L’Isda relativise le risque lié aux CDS sur la Grèce

De passage à Paris, le directeur général de l’association a fait le point avec L’Agefi sur le dossier grec et les projets réglementaires européens
Violaine Le Gall

Alors que les discussions autour de la participation du secteur privé (PSI) au sauvetage de la Grèce tardent à aboutir, les dirigeants de l’Association internationale pour les swaps et les produits dérivés, l’Isda, étaient hier de passage à Paris pour rencontrer leurs membres et des autorités, notamment l’ACP, le Trésor et l’Esma.

Avec l’intensification des discussions sur le PSI, la question du déclenchement des contrats de protection contre le risque de défaut (CDS) de la Grèce est revenue sur le devant de la scène. Tandis que le cas grec ne devrait pas, dans la situation actuelle, déclencher un événement de crédit, l’introduction d’une clause d’action collective (CAC) sur les obligations du pays pourrait changer la donne. Si elle est utilisée et aboutit à une réduction du coupon ou du principal, elle pourrait déclencher un événement de crédit qui entraînerait le débouclage des CDS.

Mais Robert Pickel, le directeur général de l’Isda, a relativisé hier le risque lié au marché des CDS. «Le montant notionnel net, qui pourrait être échangé entre les acteurs du marché des CDS en cas d'événement de crédit sur la Grèce, s'élève à 3,2 milliards de dollars. Le bruit sur les CDS grecs détourne les gens de la question de la dette», a-t-il expliqué hier à L’Agefi.

L’Isda souhaite par ailleurs rassurer sur la pertinence du comité de détermination qui tranchera le cas grec.
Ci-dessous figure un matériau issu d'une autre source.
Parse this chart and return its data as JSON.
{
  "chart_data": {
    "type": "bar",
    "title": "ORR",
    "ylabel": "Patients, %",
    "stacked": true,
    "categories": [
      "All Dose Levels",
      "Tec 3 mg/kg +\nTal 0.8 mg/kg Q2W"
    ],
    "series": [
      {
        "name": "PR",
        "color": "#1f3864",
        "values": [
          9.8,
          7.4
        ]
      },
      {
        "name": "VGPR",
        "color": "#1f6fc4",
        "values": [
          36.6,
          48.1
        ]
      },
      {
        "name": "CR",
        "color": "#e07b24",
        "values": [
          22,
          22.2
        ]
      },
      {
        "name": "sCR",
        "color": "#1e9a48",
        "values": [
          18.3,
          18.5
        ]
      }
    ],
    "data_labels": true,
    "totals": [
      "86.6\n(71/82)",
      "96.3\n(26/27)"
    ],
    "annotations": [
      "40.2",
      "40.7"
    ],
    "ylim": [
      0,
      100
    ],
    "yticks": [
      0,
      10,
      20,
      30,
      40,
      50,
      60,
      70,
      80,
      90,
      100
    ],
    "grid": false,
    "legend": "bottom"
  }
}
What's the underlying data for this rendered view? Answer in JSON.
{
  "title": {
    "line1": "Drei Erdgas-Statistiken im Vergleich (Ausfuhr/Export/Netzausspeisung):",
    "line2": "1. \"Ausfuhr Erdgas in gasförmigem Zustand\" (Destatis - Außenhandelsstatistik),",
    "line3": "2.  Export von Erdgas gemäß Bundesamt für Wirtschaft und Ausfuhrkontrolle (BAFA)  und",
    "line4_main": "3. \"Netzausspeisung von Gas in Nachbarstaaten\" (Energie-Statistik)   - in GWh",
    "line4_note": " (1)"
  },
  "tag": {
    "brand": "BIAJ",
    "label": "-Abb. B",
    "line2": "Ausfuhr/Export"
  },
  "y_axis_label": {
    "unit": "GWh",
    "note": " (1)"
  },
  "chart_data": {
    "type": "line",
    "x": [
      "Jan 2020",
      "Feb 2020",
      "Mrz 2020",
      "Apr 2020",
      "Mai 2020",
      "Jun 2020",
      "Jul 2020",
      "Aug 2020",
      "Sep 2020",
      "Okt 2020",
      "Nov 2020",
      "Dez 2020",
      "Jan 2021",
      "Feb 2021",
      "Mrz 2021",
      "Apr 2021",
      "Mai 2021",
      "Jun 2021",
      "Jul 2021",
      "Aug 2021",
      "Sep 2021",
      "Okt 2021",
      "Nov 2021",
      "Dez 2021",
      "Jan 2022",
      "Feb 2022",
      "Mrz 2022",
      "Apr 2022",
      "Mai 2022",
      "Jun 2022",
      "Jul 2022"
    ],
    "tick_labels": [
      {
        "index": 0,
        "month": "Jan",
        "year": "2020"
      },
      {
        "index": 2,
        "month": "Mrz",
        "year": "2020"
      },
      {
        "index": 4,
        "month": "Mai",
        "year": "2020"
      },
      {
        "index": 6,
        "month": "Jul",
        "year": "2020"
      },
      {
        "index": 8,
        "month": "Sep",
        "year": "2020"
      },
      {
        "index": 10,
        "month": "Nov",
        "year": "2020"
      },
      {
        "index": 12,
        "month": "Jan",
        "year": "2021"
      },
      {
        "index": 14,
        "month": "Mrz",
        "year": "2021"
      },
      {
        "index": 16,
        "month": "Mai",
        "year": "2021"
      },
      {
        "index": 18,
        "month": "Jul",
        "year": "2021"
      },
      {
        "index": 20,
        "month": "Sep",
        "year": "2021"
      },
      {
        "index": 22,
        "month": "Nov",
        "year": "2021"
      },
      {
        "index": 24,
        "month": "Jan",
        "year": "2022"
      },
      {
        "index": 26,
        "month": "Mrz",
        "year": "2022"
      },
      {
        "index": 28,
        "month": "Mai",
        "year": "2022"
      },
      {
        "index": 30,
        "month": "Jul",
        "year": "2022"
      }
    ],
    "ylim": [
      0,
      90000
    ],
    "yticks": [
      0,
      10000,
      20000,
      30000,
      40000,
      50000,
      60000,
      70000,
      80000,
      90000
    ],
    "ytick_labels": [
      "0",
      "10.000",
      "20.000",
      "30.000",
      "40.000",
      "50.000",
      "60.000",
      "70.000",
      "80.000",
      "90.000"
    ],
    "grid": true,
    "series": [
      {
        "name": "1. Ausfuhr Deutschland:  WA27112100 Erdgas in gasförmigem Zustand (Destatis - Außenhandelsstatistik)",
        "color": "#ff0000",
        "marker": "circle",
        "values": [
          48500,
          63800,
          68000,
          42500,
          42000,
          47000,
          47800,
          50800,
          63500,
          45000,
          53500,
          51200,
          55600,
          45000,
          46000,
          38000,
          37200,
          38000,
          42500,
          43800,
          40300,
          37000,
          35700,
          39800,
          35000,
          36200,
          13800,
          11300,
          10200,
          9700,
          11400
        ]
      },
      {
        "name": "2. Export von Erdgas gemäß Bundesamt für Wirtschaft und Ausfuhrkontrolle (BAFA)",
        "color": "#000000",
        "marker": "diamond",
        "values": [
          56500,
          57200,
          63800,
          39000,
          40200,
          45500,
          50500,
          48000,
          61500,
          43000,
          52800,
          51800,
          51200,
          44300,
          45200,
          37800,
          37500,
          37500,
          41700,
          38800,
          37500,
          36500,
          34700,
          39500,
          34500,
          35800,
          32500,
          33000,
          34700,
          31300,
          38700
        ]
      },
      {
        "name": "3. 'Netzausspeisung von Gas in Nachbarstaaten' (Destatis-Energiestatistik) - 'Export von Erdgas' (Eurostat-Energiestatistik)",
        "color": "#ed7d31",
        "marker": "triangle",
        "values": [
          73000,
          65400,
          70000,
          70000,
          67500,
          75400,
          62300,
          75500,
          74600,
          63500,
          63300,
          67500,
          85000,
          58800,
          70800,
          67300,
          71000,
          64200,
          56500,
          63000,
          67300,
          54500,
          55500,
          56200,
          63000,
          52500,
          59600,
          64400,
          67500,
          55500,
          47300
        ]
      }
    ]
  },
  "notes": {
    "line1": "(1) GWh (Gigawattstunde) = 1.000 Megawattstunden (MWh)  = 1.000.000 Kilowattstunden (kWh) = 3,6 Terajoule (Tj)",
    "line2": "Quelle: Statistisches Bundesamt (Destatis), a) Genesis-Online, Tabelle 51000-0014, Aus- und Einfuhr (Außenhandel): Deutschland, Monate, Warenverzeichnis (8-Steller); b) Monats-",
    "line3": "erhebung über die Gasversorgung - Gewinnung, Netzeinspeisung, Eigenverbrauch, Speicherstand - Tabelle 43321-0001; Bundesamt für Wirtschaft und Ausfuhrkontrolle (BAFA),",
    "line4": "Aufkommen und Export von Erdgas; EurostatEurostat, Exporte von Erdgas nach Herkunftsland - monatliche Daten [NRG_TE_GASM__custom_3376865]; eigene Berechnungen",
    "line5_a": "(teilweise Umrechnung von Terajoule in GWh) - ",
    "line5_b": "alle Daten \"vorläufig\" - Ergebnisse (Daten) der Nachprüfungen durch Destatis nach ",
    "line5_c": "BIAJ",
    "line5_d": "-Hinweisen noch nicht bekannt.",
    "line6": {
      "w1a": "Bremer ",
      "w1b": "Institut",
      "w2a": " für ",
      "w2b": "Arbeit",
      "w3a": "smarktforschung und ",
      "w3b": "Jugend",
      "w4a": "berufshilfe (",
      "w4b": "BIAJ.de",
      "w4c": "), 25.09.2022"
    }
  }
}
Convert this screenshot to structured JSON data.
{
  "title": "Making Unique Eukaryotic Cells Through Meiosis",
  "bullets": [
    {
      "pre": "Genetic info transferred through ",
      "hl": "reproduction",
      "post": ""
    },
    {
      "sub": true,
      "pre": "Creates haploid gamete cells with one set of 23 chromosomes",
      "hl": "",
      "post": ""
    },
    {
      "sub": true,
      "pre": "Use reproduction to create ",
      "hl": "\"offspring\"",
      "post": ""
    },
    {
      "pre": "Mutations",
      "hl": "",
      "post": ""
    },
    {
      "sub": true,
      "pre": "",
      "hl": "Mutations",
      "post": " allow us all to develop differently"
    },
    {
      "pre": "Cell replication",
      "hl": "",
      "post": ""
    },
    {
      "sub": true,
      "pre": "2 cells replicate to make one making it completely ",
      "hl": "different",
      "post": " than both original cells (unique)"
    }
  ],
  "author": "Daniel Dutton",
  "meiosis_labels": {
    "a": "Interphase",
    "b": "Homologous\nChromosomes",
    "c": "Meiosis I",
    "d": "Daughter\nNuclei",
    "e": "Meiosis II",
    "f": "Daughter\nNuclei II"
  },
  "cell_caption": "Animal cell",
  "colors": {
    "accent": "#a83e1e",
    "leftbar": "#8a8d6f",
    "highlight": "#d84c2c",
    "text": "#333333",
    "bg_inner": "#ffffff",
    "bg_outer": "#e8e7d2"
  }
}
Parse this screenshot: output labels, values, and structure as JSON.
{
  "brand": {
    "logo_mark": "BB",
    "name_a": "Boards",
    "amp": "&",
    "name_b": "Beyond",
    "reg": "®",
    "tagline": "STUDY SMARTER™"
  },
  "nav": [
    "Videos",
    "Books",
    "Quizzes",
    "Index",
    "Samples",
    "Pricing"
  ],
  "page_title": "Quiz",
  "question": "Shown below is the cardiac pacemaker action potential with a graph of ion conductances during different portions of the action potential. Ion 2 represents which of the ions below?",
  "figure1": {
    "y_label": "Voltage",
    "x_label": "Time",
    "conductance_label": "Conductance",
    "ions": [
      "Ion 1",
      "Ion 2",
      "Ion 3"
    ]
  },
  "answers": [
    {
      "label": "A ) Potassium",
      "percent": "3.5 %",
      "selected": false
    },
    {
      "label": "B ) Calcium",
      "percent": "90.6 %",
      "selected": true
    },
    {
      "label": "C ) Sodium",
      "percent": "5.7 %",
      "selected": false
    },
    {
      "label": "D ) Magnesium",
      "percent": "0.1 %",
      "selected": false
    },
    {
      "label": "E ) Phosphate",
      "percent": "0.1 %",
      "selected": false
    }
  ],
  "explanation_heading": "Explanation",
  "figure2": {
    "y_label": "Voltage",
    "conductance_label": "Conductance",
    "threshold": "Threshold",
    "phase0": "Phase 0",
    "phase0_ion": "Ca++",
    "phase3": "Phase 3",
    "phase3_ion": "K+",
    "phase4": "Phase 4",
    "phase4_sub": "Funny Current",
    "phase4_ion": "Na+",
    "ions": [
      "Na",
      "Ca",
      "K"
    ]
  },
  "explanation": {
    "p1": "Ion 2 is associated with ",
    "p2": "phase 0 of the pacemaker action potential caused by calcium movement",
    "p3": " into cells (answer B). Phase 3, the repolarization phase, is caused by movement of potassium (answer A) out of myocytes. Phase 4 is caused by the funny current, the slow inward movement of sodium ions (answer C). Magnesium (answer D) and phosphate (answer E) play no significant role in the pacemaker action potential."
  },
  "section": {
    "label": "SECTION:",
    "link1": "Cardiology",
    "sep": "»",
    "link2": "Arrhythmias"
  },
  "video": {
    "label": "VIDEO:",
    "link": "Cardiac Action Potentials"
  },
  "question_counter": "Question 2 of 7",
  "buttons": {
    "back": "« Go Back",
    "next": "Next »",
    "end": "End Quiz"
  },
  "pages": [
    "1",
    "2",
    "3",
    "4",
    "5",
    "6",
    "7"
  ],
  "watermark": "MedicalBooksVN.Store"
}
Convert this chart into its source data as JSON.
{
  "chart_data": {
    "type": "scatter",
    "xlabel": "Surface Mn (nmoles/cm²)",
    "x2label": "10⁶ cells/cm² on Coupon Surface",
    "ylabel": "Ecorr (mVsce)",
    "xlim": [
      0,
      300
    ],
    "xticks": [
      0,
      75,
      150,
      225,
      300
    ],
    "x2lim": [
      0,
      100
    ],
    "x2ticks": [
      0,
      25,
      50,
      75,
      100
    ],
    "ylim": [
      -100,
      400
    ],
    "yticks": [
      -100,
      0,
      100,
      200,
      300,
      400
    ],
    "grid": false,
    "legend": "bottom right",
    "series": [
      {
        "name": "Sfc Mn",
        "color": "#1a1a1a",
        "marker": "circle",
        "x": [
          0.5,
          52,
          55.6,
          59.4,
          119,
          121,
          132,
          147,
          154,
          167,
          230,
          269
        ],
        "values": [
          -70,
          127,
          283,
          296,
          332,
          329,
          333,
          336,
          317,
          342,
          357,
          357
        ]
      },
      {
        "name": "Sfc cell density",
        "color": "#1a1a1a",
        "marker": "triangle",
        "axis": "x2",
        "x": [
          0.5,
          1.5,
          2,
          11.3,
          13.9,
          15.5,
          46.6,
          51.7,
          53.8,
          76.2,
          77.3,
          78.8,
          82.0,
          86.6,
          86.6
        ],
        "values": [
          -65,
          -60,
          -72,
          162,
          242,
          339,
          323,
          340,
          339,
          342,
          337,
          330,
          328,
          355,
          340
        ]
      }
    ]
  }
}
Malgré la prépondérance des banques qui traitent les CDS dans le comité, les fonds sont aussi pris en compte, grâce à un vote à la majorité qualifiée. Une fois prise, la décision serait difficilement contestable en justice, estime l’Isda, car toutes les caractéristiques du comité sont inscrites dans les contrats de protection.

Les travaux de l’Isda se concentrent actuellement sur la réduction du risque systémique. Ses professionnels suivent donc de près les projets de régulation des deux côtés de l’Atlantique. Concernant le règlement Emir en Europe, l’Isda est satisfaite de la reconnaissance de la compensation indirecte qui concerne les acteurs non membres des chambres, mais s’interroge sur la faisabilité de l’obligation de compensation rétrospective. L’association plaide aussi pour une directive sur l’homogénéisation des règles de compensation bilatérale, laquelle s’effectue sur la base de toutes les catégories de dérivés d’une contrepartie et permettrait de réduire très fortement les expositions nettes.